I recently joined this great G+ discussion group for dog psychology. And I’m learning so much! Not only have I gotten ideas for how to work with Pierson’s dog aggression issues, but I’ve also gotten a great perspective from other dog people all around the world. A topic that was discussed recently was crate training.
When the topic was brought up, all the strongest advocates for crate training were from those living in the US. Many outside the US felt that using a pet crate was unnecessary. From their perspective, this tool for training is an American fad.
Why is crate training your dog so popular in the US but not elsewhere like in Europe where people there love and care for their pets just as much as we do? Someone in the G+ discussion mentioned Cesar Milan. We’ve heard from numerous famous dog trainers about how great it is and it has caught on like wildfire. We hear all the hype about how helpful it is for potty training. We hear about how much dogs enjoy the makeshift ‘den’. And we hear it is a great behavioral solution to keep dogs from chewing on their stuff when they go to work all day. And sometimes the message goes so far as to say there is nothing wrong with leaving a dog in a pet crate all day.
Some of these things can be true. But the pet crate is merely one of many tools you can use for dog training. How many people do you know use the dog kennel as the one and only training method and as a substitute for other training? Because people are busy, they leave the dog in the crate all day while they go to work and don’t do much obedience training at all. For example, instead of training a dog to chew on his own toys and not your stuff, some people simply put their dog in a crate. Instead of rewarding a dog for going potty outside, some people only potty train by leaving their dog in the crate. And instead of teaching a dog not to get on the furniture, the dog is left in the crate so that he can’t get on the furniture.
Crate training your dog can be a very helpful tool. But you have to train them outside of the crate too if you ever expect them to really learn to behave properly. Have your dog stay in the crate when you aren’t home, but train them when you are home. Teach them the boundaries, like not being allowed on furniture. Give them alternatives to chewing on your stuff. Teach them that going potty outdoors is the best behavior. And test them from time to time by leaving them out of the pet crate when you are gone for short periods to see what they do.

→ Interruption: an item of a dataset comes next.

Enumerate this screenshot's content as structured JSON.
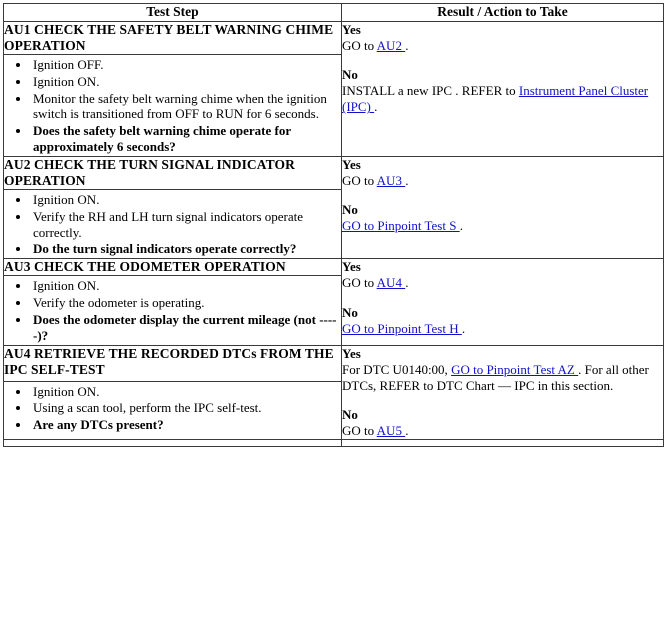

There may be times when you have no choice but to leave your dog in a crate all day. I’ve done it on accident when I spent longer away than intended and my pet sitter wasn’t available. If you work all day and you don’t work close enough to home to visit your dog on your lunch break, make arrangements with a pet sitter. While a dog may be comfortable in their pet crate, it can’t be good to leave them in there for 9 to 10 hours straight.
Maya was the first and only dog I have ever crate trained. It did have great benefits in that it helped me potty train her and helped to keep her from chewing up my stuff when I wasn’t home. But because I also trained her in other ways, she no longer has to be locked in her crate. She goes in there on her own when she feels like it. It still is her security ‘den’. But because I can trust her not to get on the furniture or get into things when I am not home, she doesn’t have to go into her dog kennel unless she wants to.
Trying to crate train Pierson ended in disaster. He tried so desperately to escape the pet crate that I believe the bloody nose he got the following morning was a result of that fierce desperation. So Pierson was trained without one and he is now just as well-behaved and trustworthy as Maya.
If you are crate training your dog or if you promote using the dog kennel for training, remember that other obedience training methods must be used in conjunction. Don’t use the pet carrier as a substitute for dog training. Getting a dog means taking responsibility and taking responsibility means taking the time to train your dog without taking shortcuts. Positive reinforcement training is a great bonding experience and a fantastic way to get a well-behaved dog that doesn’t have to stay in the crate if he doesn’t want to.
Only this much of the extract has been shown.